Pongo por caso simple y llano a un obrero desconocido y a una pareja incógnita entre quienes yo me encontraba en medio de una fila de pago en Bodega Aurrerá de Ixtlán. La tienda estaba atestada, los carros chocaban y nosotros también entre los estrechos pasillos de aquel supermercado. La mayoría cargaba “carritos” repletos de comestibles. La pareja, que iba antes que yo, puso sobre el mostrador viandas para una juerga que con certeza duró hasta las primeras horas de esta madrugada. Botellas de vodka pitaban en la máquina registradora mientras que “Los Cerillitos” no se daban abasto. Luego yo, con lo indispensable para atender la cotidianidad de la casa…
Aquel señor debía tener una esposa y dos hijos. Su fatiga se delataba no solo por su rostro, sino por su indumentaria. Pensé que acababa de dejar la pala y la cuchara para llevarle tres chocolates Ferrero Rocher a su familia. Eran tres, no había duda de que eran los paquetes más asequibles de estas afamadas golosinas, que vienen con tres dulces en cada bolsa.
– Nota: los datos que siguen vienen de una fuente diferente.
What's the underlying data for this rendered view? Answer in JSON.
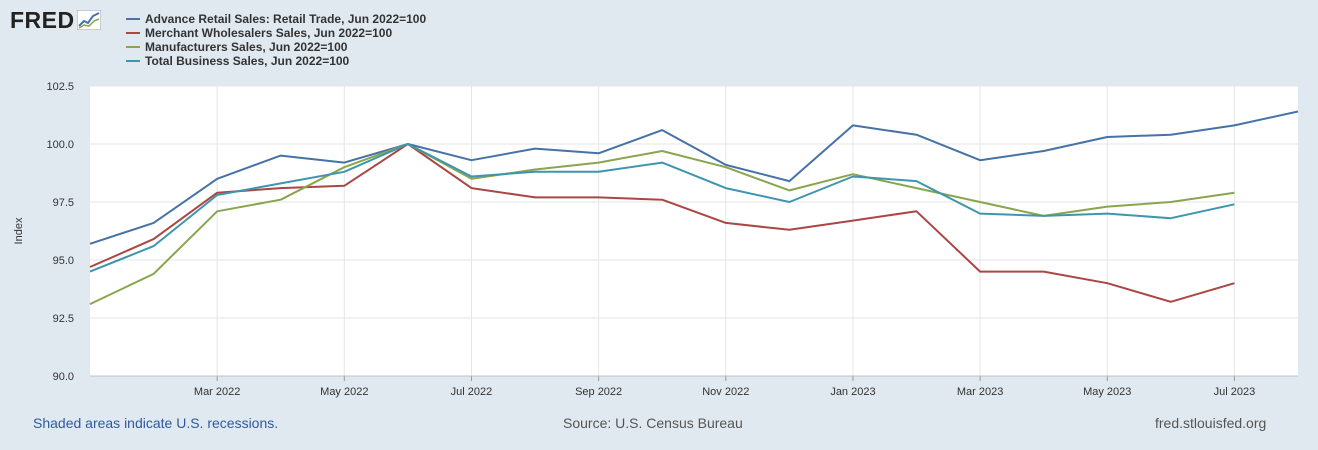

Pero sobre todo, ayer nadie pudo obnubilar mi convicción de que las festividades decembrinas lejos de alegrar los corazones son cada vez más desilusorias. Con motivo de mi trabajo, acompañé a dos jóvenes mandatarios del empresario Mauricio Cortés, dueño del salón de fiestas San Ángel, para tomar nota de 50 pollos que se les regalaron a las familias más humildes de Ahuacatlán.
Mientras que algunos cerraban calles, tronaban cohetes, aderezaban carnes y sacaban las bocinas más potentes de su casa con todo y muebles, otros simplemente ya estaban acostados, solos, quemándose por el frío. En el Llano una señora que habita una finca sin protección en ventanas y puertas, salió con varios pequeños que no traían abrigo. En la Demetrio Vallejo un viejo señor salió descalzo de una casa de cartón que le fue encomendada por sus dueños. Y en la cárcel una decena de presos no dejaban de desearnos lo mejor en esta Navidad. Bendiciones nos llovieron, aunque como ya dije, yo sólo estaba allí de testigo.
Soy pues testigo de que se es más feliz en dar que en recibir (Hechos 20:35). Pero no de ahora, de una fecha que sirvió a la Iglesia Católica en el tercer siglo para convertir a los paganos que celebraban el 25 de diciembre el Sol Invictus (New Catholic Encyclopedia (ed. de 1967), Vol. III. p. 656); sino de siempre, como lo dicen las Escrituras.